God and the Animals
Statues of Buddha sit all around us, displaying the mixture of Buddhism and Hinduism that once mixed effortlessly in Laos. Garudas and Nagas are scattered in between the statues of Ganesh, Shiva, and the many different visages of Buddha. We eat fried bananas and French-Laotian sandwiches, a cultural remnant from before Laos’ Independence. Laos is a patchwork of influence from other countries; The road we travelled on was donated by the Germans, the hydro dam in the distance was donated by the French, and the prosthetic legs of a land-mine victim was funded by American relief (although sadly that relief will end this year, but the U.S. cluster bombs that still litter the fields will not). With so much global influence and guidance in Laos, it is difficult to determine the origins of his humorous story:
“A long time ago, God asked to meet with Man, Water Buffalo, Dog, and Monkey. When man and all the animals arrived God finally spoke, “Man, to you I will give thirty years of life, so that you may explore and enjoy the world that I give to you.” Man replied, “Thank you, God. I will enjoy these years.” God then turned to Water Buffalo, “To you water buffalo, I give thirty years so that you can help man work the fields.” Water Buffalo shook his head, “Thank you, God, but I do not need thirty years, it is too much. Please, let me only have ten years of life.” God agreed but asked, “And what shall I do with the other twenty years?” Water Buffalo thought carefully but couldn’t come up with an answer. Man spoke up, “If it is alright, I shall take the twenty years that Water Buffalo doesn’t want.” And so, God gave man the extra twenty years. Then God turned to Dog, “To you I shall give 30 years as well.” Dog quickly shook his head, “I feel the same as Water Buffalo, please let me live ten years and give the other twenty to Man.” God agreed and then turned to Monkey, “And you Monkey, will you take the thirty years I give to you?” Monkey said, “No, no, no. Please, give only ten years to me and give the rest to Man.” So, God gave Monkey’s twenty years to Man. In the end, Man was given ninety long years to live. And so, for the first thirty years of life Man lives his own life, doing only what he pleases. Then, when he is 30-50 years old Man borrows Water Buffalo’s years. During that time, Man must work very hard, never complaining and always struggling to do his best. When Man is 50-70 he uses Dog’s years. During that time he follows the younger men around barking at them to work hard and growling when they don’t. Then, when Man is 70-90 he uses Monkey’s years. During this time, he hunches his back, sits around all day, and yells loudly when younger Man does not give him the food he wants.”

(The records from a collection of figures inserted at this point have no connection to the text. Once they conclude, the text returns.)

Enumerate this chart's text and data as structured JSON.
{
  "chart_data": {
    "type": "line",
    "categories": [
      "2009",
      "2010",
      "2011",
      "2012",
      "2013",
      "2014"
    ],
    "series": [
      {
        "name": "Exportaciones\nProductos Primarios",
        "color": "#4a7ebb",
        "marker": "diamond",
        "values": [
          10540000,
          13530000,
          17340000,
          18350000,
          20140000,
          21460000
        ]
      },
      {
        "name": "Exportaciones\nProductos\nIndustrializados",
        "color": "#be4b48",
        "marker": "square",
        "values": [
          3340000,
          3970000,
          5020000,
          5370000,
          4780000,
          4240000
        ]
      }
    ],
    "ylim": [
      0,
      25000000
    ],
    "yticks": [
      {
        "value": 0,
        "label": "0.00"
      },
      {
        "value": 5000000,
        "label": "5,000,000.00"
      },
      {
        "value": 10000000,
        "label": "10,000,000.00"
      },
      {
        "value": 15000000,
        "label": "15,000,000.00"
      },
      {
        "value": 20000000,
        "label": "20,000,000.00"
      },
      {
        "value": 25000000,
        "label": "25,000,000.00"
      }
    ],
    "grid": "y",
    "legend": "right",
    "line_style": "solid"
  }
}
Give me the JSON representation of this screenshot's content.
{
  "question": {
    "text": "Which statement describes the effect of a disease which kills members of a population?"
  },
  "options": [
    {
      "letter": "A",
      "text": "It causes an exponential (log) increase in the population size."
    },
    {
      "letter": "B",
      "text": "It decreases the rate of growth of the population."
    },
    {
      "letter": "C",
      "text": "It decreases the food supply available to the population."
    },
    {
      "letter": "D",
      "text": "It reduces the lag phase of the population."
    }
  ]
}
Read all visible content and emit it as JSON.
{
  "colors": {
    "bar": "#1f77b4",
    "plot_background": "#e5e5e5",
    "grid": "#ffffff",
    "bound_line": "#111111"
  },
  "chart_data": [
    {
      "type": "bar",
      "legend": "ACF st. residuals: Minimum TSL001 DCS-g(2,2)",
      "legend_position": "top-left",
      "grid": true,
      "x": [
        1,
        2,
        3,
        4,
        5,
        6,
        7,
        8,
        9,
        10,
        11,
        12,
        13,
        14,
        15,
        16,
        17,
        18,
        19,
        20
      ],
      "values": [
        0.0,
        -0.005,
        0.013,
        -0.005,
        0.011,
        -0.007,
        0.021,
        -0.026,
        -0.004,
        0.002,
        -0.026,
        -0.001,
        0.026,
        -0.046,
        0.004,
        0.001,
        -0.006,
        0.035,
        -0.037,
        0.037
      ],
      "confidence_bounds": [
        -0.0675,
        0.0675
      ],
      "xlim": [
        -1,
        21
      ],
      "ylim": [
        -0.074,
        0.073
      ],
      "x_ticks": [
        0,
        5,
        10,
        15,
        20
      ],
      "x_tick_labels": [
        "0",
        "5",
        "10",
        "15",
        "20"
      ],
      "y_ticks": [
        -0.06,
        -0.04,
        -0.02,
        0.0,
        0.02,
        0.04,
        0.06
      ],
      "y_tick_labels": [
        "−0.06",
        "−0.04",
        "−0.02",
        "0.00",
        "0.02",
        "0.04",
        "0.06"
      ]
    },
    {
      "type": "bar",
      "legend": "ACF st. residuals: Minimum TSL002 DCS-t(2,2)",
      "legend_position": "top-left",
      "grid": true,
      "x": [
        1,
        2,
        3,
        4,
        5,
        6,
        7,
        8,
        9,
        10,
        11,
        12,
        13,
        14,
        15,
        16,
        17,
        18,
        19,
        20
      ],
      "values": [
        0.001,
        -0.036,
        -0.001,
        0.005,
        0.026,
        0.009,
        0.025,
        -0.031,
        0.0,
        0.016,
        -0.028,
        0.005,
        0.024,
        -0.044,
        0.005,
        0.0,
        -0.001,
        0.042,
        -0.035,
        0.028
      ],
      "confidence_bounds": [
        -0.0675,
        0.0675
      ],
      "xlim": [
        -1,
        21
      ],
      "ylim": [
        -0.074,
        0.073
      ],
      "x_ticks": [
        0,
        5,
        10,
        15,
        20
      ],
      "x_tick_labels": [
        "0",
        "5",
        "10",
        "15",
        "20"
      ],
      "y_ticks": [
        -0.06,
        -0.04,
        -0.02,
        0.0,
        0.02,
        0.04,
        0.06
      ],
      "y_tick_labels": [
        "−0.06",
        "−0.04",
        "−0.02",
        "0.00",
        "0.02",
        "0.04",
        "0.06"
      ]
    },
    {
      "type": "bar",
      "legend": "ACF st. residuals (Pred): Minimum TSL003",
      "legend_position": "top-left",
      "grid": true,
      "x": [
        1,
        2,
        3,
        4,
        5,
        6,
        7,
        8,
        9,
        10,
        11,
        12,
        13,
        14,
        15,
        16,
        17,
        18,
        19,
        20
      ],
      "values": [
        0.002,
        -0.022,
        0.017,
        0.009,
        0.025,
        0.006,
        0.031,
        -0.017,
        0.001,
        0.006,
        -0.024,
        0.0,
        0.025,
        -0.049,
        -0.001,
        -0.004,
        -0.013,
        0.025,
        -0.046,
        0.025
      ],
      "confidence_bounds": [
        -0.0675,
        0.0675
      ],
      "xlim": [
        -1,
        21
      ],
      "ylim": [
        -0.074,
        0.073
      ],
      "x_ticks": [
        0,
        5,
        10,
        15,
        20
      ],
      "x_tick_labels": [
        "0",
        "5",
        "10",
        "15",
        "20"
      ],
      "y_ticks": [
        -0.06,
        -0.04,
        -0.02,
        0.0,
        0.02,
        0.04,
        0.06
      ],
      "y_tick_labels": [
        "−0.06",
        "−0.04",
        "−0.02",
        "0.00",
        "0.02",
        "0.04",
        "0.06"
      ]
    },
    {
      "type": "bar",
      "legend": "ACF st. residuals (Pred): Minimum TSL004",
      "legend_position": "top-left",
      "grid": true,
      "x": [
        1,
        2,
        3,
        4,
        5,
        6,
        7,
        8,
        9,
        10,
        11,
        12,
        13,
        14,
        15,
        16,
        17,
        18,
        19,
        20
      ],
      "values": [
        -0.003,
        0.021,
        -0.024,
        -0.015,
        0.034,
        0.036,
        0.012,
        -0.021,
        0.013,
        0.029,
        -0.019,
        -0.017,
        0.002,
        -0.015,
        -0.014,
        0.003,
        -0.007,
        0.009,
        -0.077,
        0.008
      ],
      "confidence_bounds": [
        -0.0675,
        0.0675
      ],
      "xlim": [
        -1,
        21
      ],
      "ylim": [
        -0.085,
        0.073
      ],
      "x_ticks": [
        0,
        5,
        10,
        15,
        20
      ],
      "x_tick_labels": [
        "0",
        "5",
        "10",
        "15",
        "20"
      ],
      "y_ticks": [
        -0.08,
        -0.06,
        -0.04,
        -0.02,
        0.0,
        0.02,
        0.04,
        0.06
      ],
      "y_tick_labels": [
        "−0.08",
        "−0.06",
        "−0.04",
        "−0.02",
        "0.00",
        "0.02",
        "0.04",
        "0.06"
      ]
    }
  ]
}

He finishes with a flourish and then turns to me, “Are your parent’s on Dog years or Monkey years?” I smile because I was half-expecting the question, “My parents are on Dog years, but they aren’t the barking kind of dogs. They are the kind who get really excited to see me and go play outside.” Our Laotian guide smiles without saying a word, then we pack up the rest of our lunch and head to our next stop in Vientiane. As I get in the van to continue my journey through Southeast Asia, I can’t help but think that I only have a few years of my own left; Water Buffalo’s years are coming.